Une alternance profonde et marquante entre la puissance des riffs et harmonies et un sens de la mélodie terriblement poignant ; « Offshore » est une œuvre sur le fil, tendue dans ses intentions mais splendide dans son interprétation. Un canevas inédit, créant rien de moins que le reflet d’âmes en peine et en quête de rédemption.

On peut se souvenir de secondes existentielles durant lesquelles notre esprit oscille entre la colère et le calme ; cette tangence fragile et chargée d’un suspense terriblement angoissant mais, plus que tout, vital pour se sentir exister. « Offshore » prend les choses à bras-le-corps, sans jamais essayer de modérer des ardeurs qui se doivent d’exister et d’être exprimées. Le disque, en lui-même, est une histoire à part entière, sans pour autant être conceptuel. Il est une thérapie passant autant par la confrontation que par l’écoute, tout en n’hésitant à aucun moment à s’écarter des sentiers usés du rock pour apporter une touche émouvante de sensibilité apprivoisée. La quête personnelle de The Blind Suns s’exprime dans toute son intime splendeur, nous parle, nous pousse en avant. Pour mieux survivre et se métamorphoser.
Doser les six cordes, les batteries, les voix et les chœurs pour retranscrire tous ces paysages et individus qui parsèment le chemin de l’opus : dès l’explosion sonore de « Alligators », l’installation d’un paysage où les orages et les accalmies se disputent leur droit de passage est d’une sincérité à toute épreuve. Plus loin, « Brand New Start » offre à une piste pourtant dynamique et dense un refrain observant la pop et ses éléments les plus utiles. Savant sans être cérébral, « Offshore » démontre un sens de la précision dans le travail de composition et d’arrangement qui va en laisser beaucoup sur le carreau : « Ride » irrite les épidermes pour mieux s’insinuer dans nos neurones ; tandis que, plus loin, « Hush » progresse sans qu’aucune seconde ne ressemble à une autre, les claviers se muant en un fil solaire au milieu des nuages. Le vent synthétique de « Crystallized », froideur paralysante de l’amour et de la passion, pèse sur nos cœurs et nos âmes, complainte de l’absence et de la désillusion. Ne se jetant jamais à corps perdu dans le shoegaze, The Blind Suns pèse chaque dialogue entre les instruments et les chants, traçant au fer rouge une ultime quête exutoire grâce au titre éponyme (sans oublier la superbe version acoustique de « Astral Flight », prouvant que les éclats amplifiés peuvent aisément être modérés et émotionnellement prenants).

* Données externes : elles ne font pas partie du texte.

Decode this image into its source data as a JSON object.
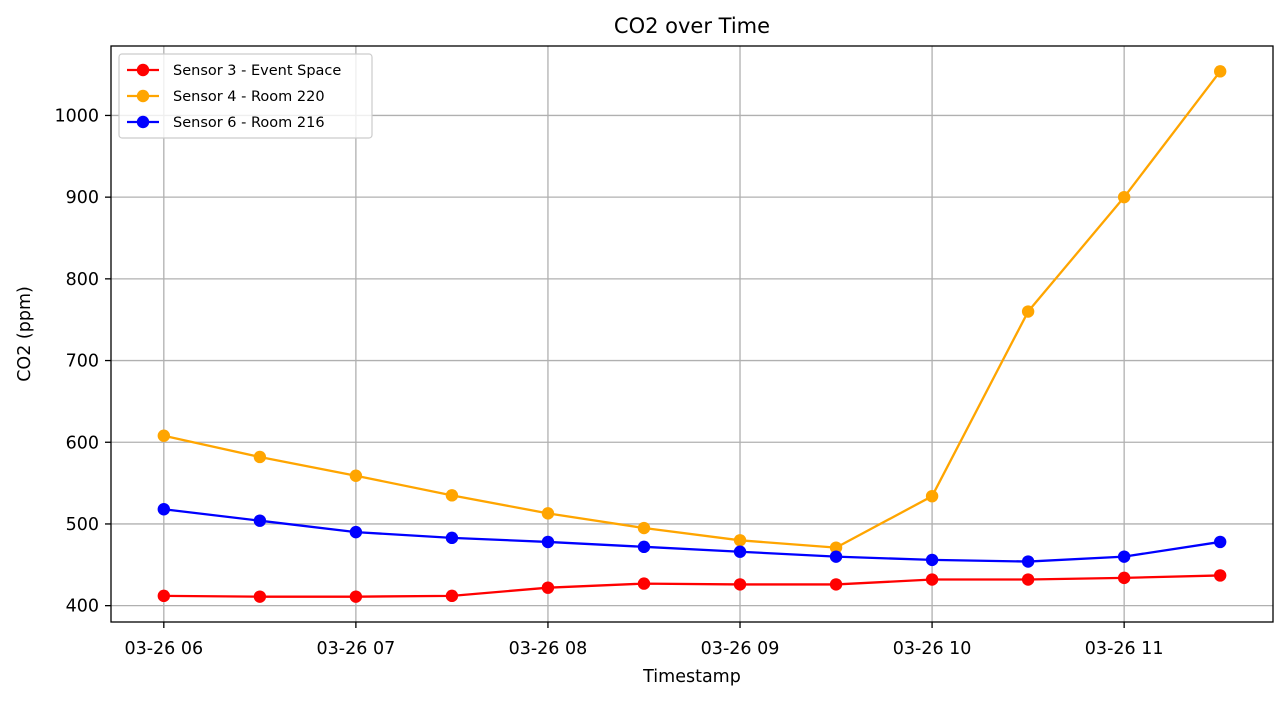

Le mouvement, la lutte, le combat pour une libération des pressions humaines et sociales ; « Offshore » fait du hors-piste, surfe au milieu de vagues immenses et parvient toujours à garder un équilibre exceptionnel dans les symboles qu’il sculpte. Un disque d’une force évocatrice et imagée dont on se remet difficilement, tellement sa parole s’adapte à nos craintes et à nos envies d’imploser. Et de devenir ce que nous sommes.

« Offshore » de The Blind Suns est disponible depuis le 20 avril 2018 chez Deaf Rock Records.